"It's the same with me," said André. "Grandmamma knows all my secrets; but we have not dared say anything to her father yet. My position is too uncertain. Ah! when Révolte has been brought out!"
Thereupon they talked about Révolte! the famous drama on which he had been at work day and night for six months, which had kept him warm all through the winter, a very hard winter, whose rigor was tempered, however, by the magic power of composition in the little garret, which it completely transformed. There, in that confined space, all the heroes of his play had appeared to the poet, like familiar sprites falling through the roof or riding on the moonbeams, and with them the high-warp tapestries, the gleaming chandeliers, the vast parks with gateways flooded with light, all the usual magnificence of stage-setting, as well as the glorious uproar of the first performance, the applause being represented by the rain beating on the windows and the signs flapping against the door, while the wind, whistling through the melancholy lumber-yard below with a vague murmur of voices brought from afar and carried far, resembled the murmur from the boxes opening into the lobby, allowing his triumph to circulate amid the chattering and confusion of the audience. It was not simply the renown and the money that that blessed play were to bring to him, but something far more precious. How carefully, therefore, did he turn the pages of the manuscript contained in five great books in blue covers, such books as the Levantine spread out upon the divan on which she took her siestas, and marked with her managerial pencil.
Paul having drawn near the table in his turn, in order to examine the masterpiece, his eyes were attracted by a portrait of a woman in a handsome frame, which seemed, being so near the artist's work, to have been stationed there to stand guard over it. Élise, of course? Oh! no, André had no right as yet to take his young friend's photograph away from its protecting environment. It was a woman of about forty, fair, with a sweet expression, and dressed in the height of fashion. When he saw the face, de Géry could not restrain an exclamation.
"Do you know her?" said André Maranne.
"Why, yes—Madame Jenkins, the Irish doctor's wife. I took supper with them last winter."
"She is my mother." And the young man added in a lower tone:
"Madame Maranne married Dr. Jenkins for her second husband. You are surprised, are you not, to find me in such destitution when my parents are living in luxury? But, as you know, chance sometimes brings very antipathetic natures together in the same family. My father-in-law and I could not agree. He wanted to make a doctor of me, whereas I had no taste for anything but writing. At last, in order to avoid the constant disputes, which were a source of pain to my mother, I preferred to leave the house and dig my furrow all alone, without assistance from any one. It was a hard task! money was lacking. All the property is in the hands of that—of M. Jenkins. It was a question of earning my living, and you know what a difficult matter that is for persons like ourselves, well brought up as it is termed.
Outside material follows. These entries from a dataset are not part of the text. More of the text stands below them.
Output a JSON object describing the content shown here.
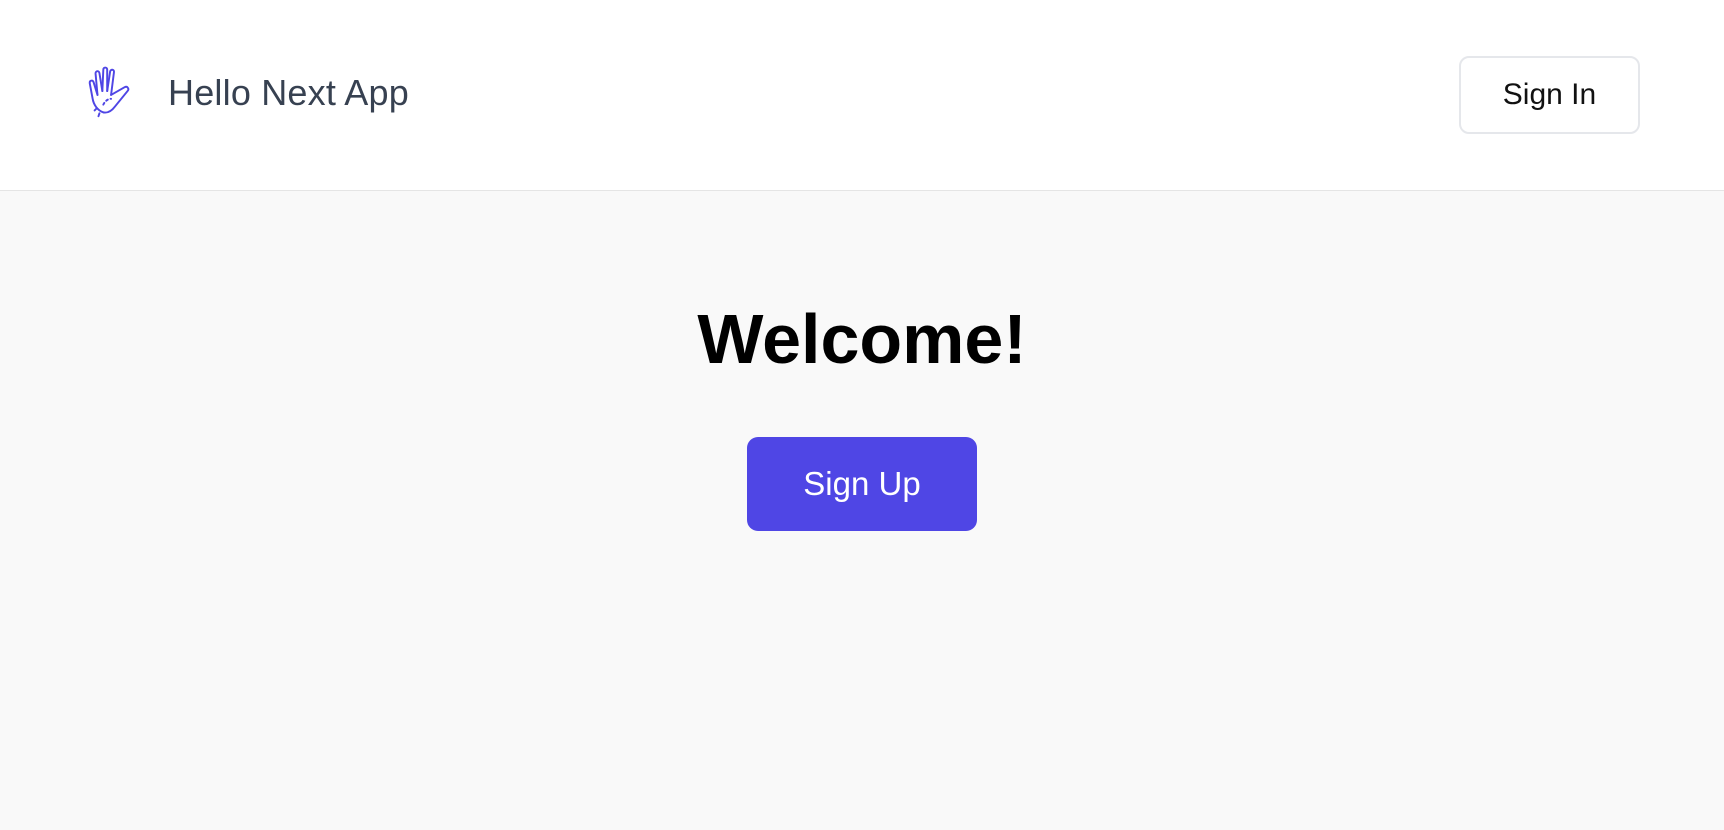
{
  "header": {
    "logo_icon": "waving-hand-icon",
    "app_name": "Hello Next App",
    "sign_in_label": "Sign In"
  },
  "main": {
    "heading": "Welcome!",
    "sign_up_label": "Sign Up"
  },
  "colors": {
    "accent": "#4f46e5",
    "header_background": "#ffffff",
    "page_background": "#f9f9f9",
    "brand_text": "#374151",
    "border": "#e5e7eb"
  }
}
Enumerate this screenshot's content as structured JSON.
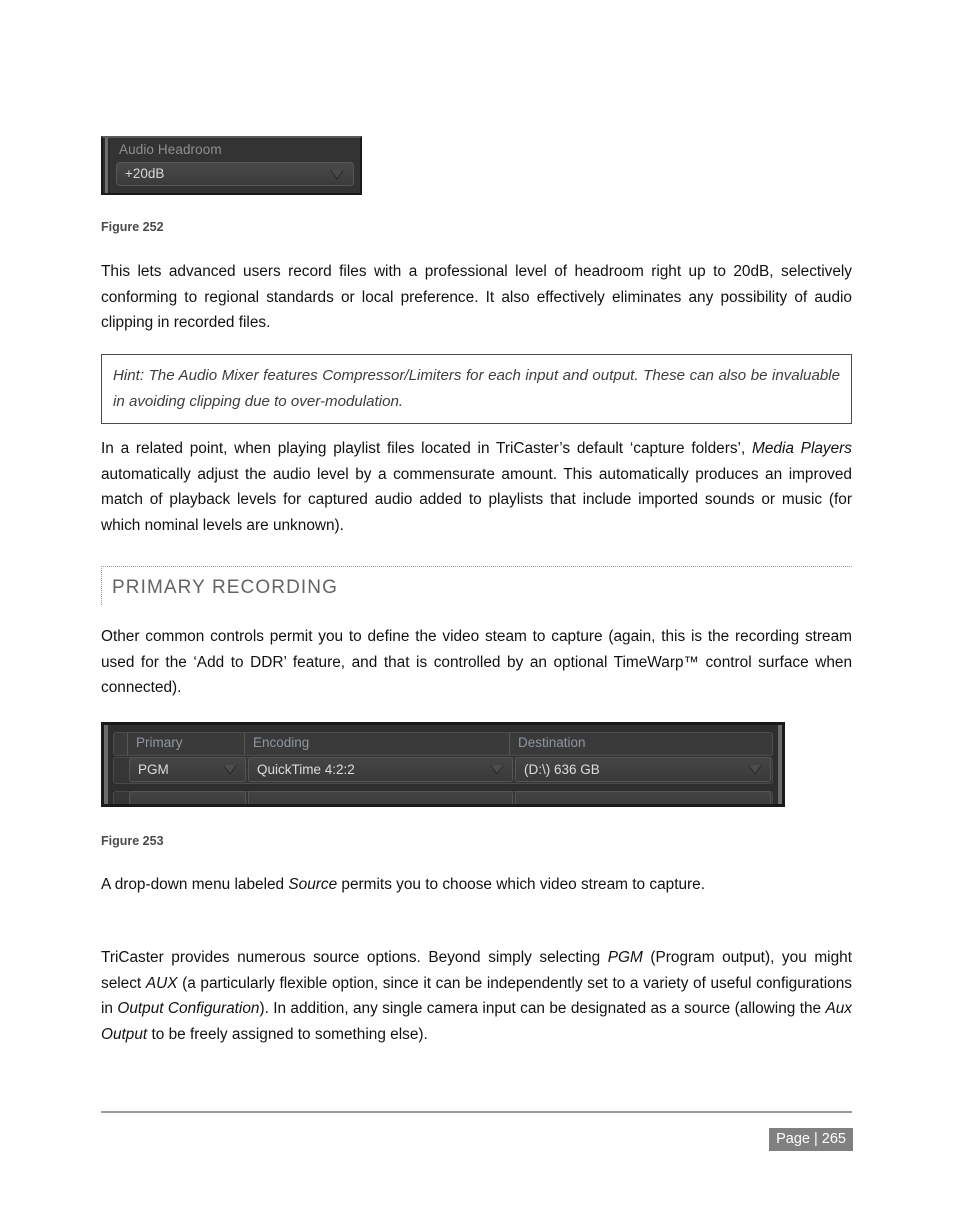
{
  "document": {
    "page_number_label": "Page | 265"
  },
  "figure252": {
    "caption": "Figure 252",
    "panel_label": "Audio Headroom",
    "dropdown_value": "+20dB",
    "dropdown_icon": "chevron-down-icon"
  },
  "figure253": {
    "caption": "Figure 253",
    "columns": [
      "Primary",
      "Encoding",
      "Destination"
    ],
    "row": {
      "primary": "PGM",
      "encoding": "QuickTime 4:2:2",
      "destination": "(D:\\) 636 GB"
    }
  },
  "section": {
    "heading": "PRIMARY RECORDING"
  },
  "paragraphs": {
    "p1": "This lets advanced users record files with a professional level of headroom right up to 20dB, selectively conforming to regional standards or local preference.  It also effectively eliminates any possibility of audio clipping in recorded files.",
    "hint": "Hint: The Audio Mixer features Compressor/Limiters for each input and output.  These can also be invaluable in avoiding clipping due to over-modulation.",
    "p2_part1": "In a related point, when playing playlist files located in TriCaster’s default ‘capture folders’, ",
    "p2_italic1": "Media Players",
    "p2_part2": " automatically adjust the audio level by a commensurate amount.  This automatically produces an improved match of playback levels for captured audio added to playlists that include imported sounds or music (for which nominal levels are unknown).",
    "p3": "Other common controls permit you to define the video steam to capture (again, this is the recording stream used for the ‘Add to DDR’ feature, and that is controlled by an optional TimeWarp™ control surface when connected).",
    "p4_part1": "A drop-down menu labeled ",
    "p4_italic1": "Source",
    "p4_part2": " permits you to choose which video stream to capture.",
    "p5_part1": "TriCaster provides numerous source options.  Beyond simply selecting ",
    "p5_italic1": "PGM",
    "p5_part2": " (Program output), you might select ",
    "p5_italic2": "AUX",
    "p5_part3": " (a particularly flexible option, since it can be independently set to a variety of useful configurations in ",
    "p5_italic3": "Output Configuration",
    "p5_part4": ").  In addition, any single camera input can be designated as a source (allowing the ",
    "p5_italic4": "Aux Output",
    "p5_part5": " to be freely assigned to something else)."
  }
}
To think that, with all the knowledge included in what it is fashionable to call a thorough education, I could find nothing but this child's play which gave me any hope of being able to earn my bread! Some little savings from my allowance as a young man sufficed to buy my first outfit, and I opened a studio far away, at the very end of Paris, in order not to annoy my parents. Between ourselves, I fancy that I shall never make my fortune in photography. The first weeks especially were very hard. No one came, or if by any chance some poor devil did toil up the stairs, I missed him, I spread him out on my plate in a faint, blurred mixture like a ghost. One day, very early in my experience, there came a wedding party, the bride all in white, the husband with a waistcoat—oh! such a waistcoat! And all the guests in white gloves which they insisted upon having included in the photograph, because of the rarity of the sensation. Really, I thought I should go mad. Those black faces, the great white daubs for the dress, the gloves and the orange flowers, the unfortunate bride in the guise of a Zulu queen, under her wreath which melted into her hair! And all so overflowing with good-nature, with encouragement for the artist. I tried them at least twenty times, kept them until five o'clock at night. They left me only when it was dark, to go and dine! Fancy that wedding-day passed in a photograph gallery!"
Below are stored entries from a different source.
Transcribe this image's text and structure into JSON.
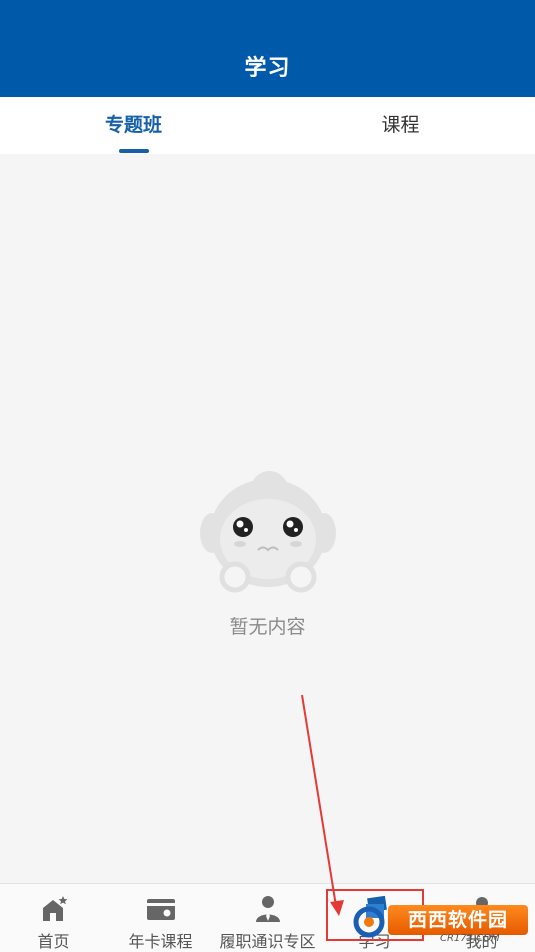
{
  "header": {
    "title": "学习"
  },
  "tabs": [
    {
      "label": "专题班",
      "active": true
    },
    {
      "label": "课程",
      "active": false
    }
  ],
  "empty_state": {
    "message": "暂无内容"
  },
  "tabbar": [
    {
      "label": "首页",
      "icon": "home-icon"
    },
    {
      "label": "年卡课程",
      "icon": "card-icon"
    },
    {
      "label": "履职通识专区",
      "icon": "person-icon"
    },
    {
      "label": "学习",
      "icon": "book-icon"
    },
    {
      "label": "我的",
      "icon": "user-icon"
    }
  ],
  "watermark": {
    "text": "西西软件园",
    "sub": "CR173.COM"
  },
  "colors": {
    "primary": "#0059a9",
    "accent": "#1560a8",
    "annotation": "#e53935"
  }
}
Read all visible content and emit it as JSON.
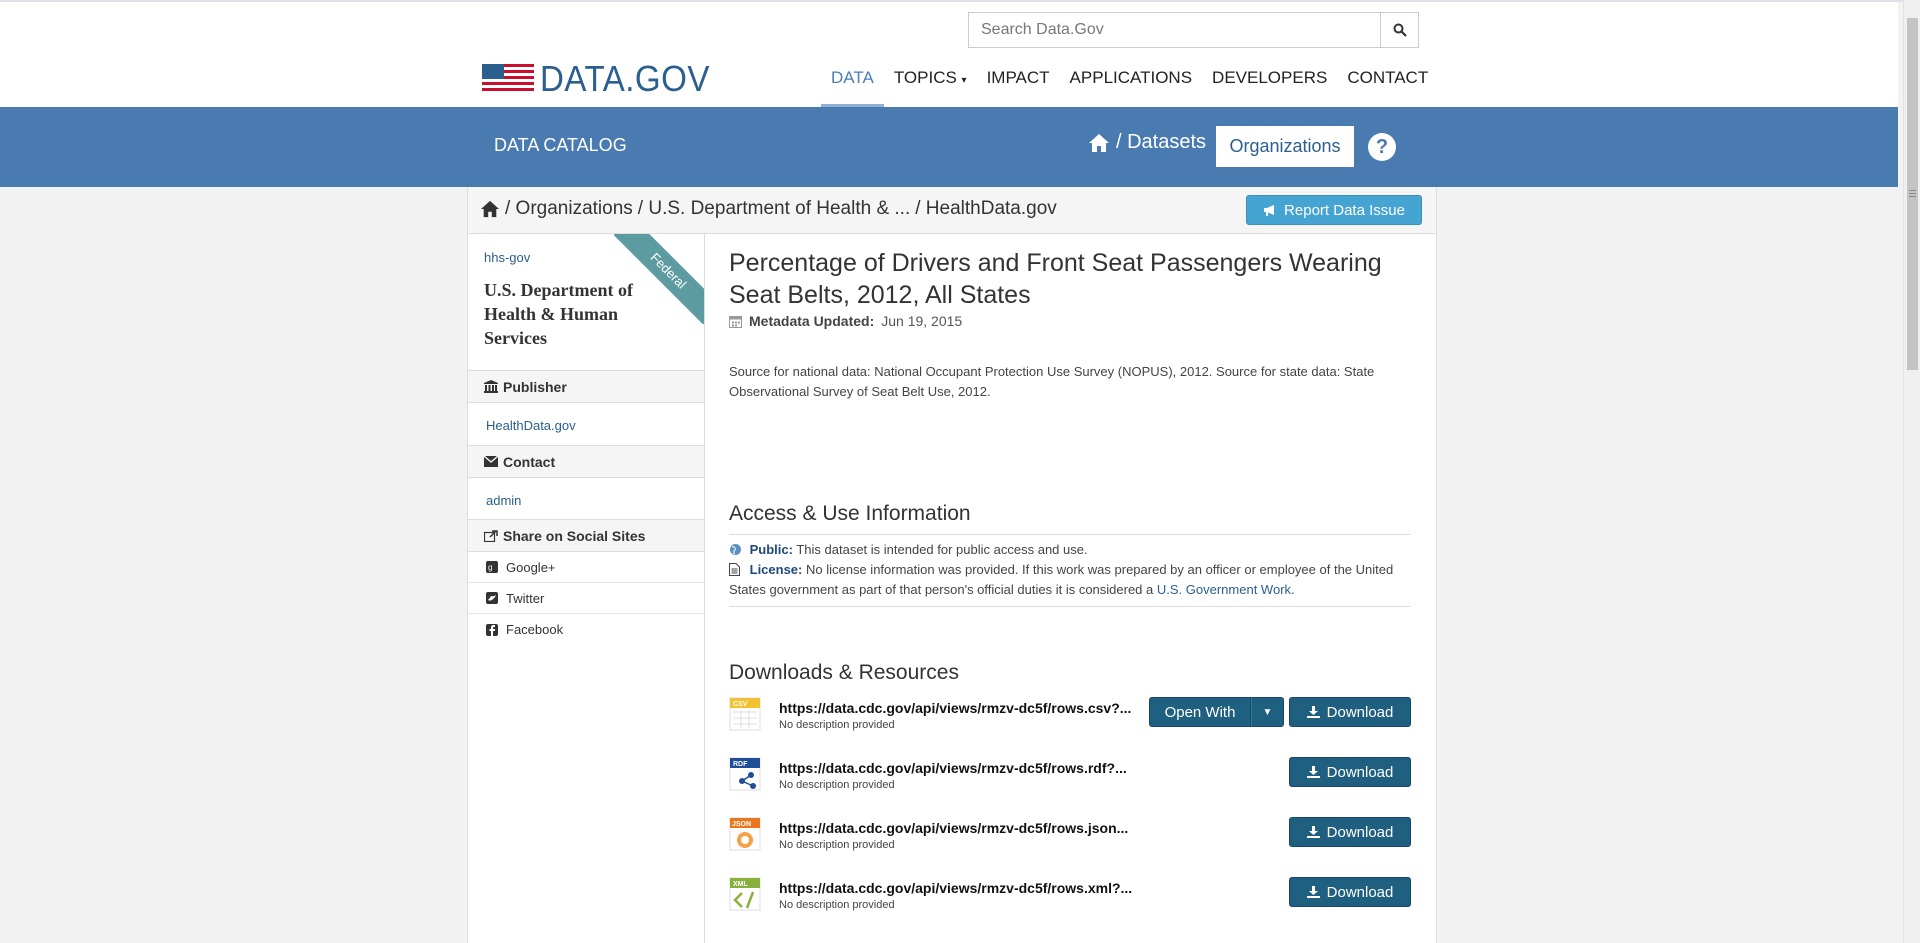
{
  "search": {
    "placeholder": "Search Data.Gov"
  },
  "logo": {
    "name": "DATA.GOV"
  },
  "nav": {
    "data": "DATA",
    "topics": "TOPICS",
    "impact": "IMPACT",
    "applications": "APPLICATIONS",
    "developers": "DEVELOPERS",
    "contact": "CONTACT"
  },
  "bluebar": {
    "catalog": "DATA CATALOG",
    "datasets": "/ Datasets",
    "organizations": "Organizations",
    "help": "?"
  },
  "breadcrumb": {
    "organizations": "/ Organizations",
    "department": "/ U.S. Department of Health & ...",
    "current": "/  HealthData.gov"
  },
  "report_label": "Report Data Issue",
  "sidebar": {
    "ribbon": "Federal",
    "slug": "hhs-gov",
    "org_name": "U.S. Department of Health & Human Services",
    "publisher_heading": "Publisher",
    "publisher_value": "HealthData.gov",
    "contact_heading": "Contact",
    "contact_value": "admin",
    "share_heading": "Share on Social Sites",
    "social": [
      "Google+",
      "Twitter",
      "Facebook"
    ]
  },
  "dataset": {
    "title": "Percentage of Drivers and Front Seat Passengers Wearing Seat Belts, 2012, All States",
    "meta_label": "Metadata Updated:",
    "meta_date": "Jun 19, 2015",
    "description": "Source for national data: National Occupant Protection Use Survey (NOPUS), 2012. Source for state data: State Observational Survey of Seat Belt Use, 2012."
  },
  "access": {
    "heading": "Access & Use Information",
    "public_label": "Public:",
    "public_text": "This dataset is intended for public access and use.",
    "license_label": "License:",
    "license_text": "No license information was provided. If this work was prepared by an officer or employee of the United States government as part of that person's official duties it is considered a",
    "license_link": "U.S. Government Work",
    "license_end": "."
  },
  "downloads": {
    "heading": "Downloads & Resources",
    "open_with": "Open With",
    "download": "Download",
    "resources": [
      {
        "format": "CSV",
        "url": "https://data.cdc.gov/api/views/rmzv-dc5f/rows.csv?...",
        "desc": "No description provided"
      },
      {
        "format": "RDF",
        "url": "https://data.cdc.gov/api/views/rmzv-dc5f/rows.rdf?...",
        "desc": "No description provided"
      },
      {
        "format": "JSON",
        "url": "https://data.cdc.gov/api/views/rmzv-dc5f/rows.json...",
        "desc": "No description provided"
      },
      {
        "format": "XML",
        "url": "https://data.cdc.gov/api/views/rmzv-dc5f/rows.xml?...",
        "desc": "No description provided"
      }
    ]
  },
  "colors": {
    "brand_blue": "#4a7bb0",
    "dark_button": "#1f5f80",
    "report_button": "#45a4d2",
    "ribbon": "#5c9ca1"
  }
}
While André thus jocosely narrated the melancholy incidents of his life, Paul recalled Felicia's outburst on the subject of Bohemians, and all that she said to Jenkins concerning their exalted courage, their thirst for privations and trials. He thought also of Aline's passionate fondness for her dear Paris, of which he knew nothing but the unhealthy eccentricities, whereas the great city concealed so much unknown heroism, so many noble illusions in its folds. The sensation he had previously felt in the circle of the Joyeuses' great lamp, he was even more keenly conscious of in that less warm, less peaceful spot, whither art brought its desperate or glorious uncertainty; and it was with a melting heart that he listened while André Maranne talked to him of Élise, of the examination she was so long in passing, of the difficult trade of photography, of all the unforeseen hardships of his life, which would surely come to an end "when Révolte should have been brought out," a fascinating smile playing about the poet's lips as they gave utterance to that hope, so often expressed, which he made haste to ridicule himself, as if to deprive others of the right to ridicule it.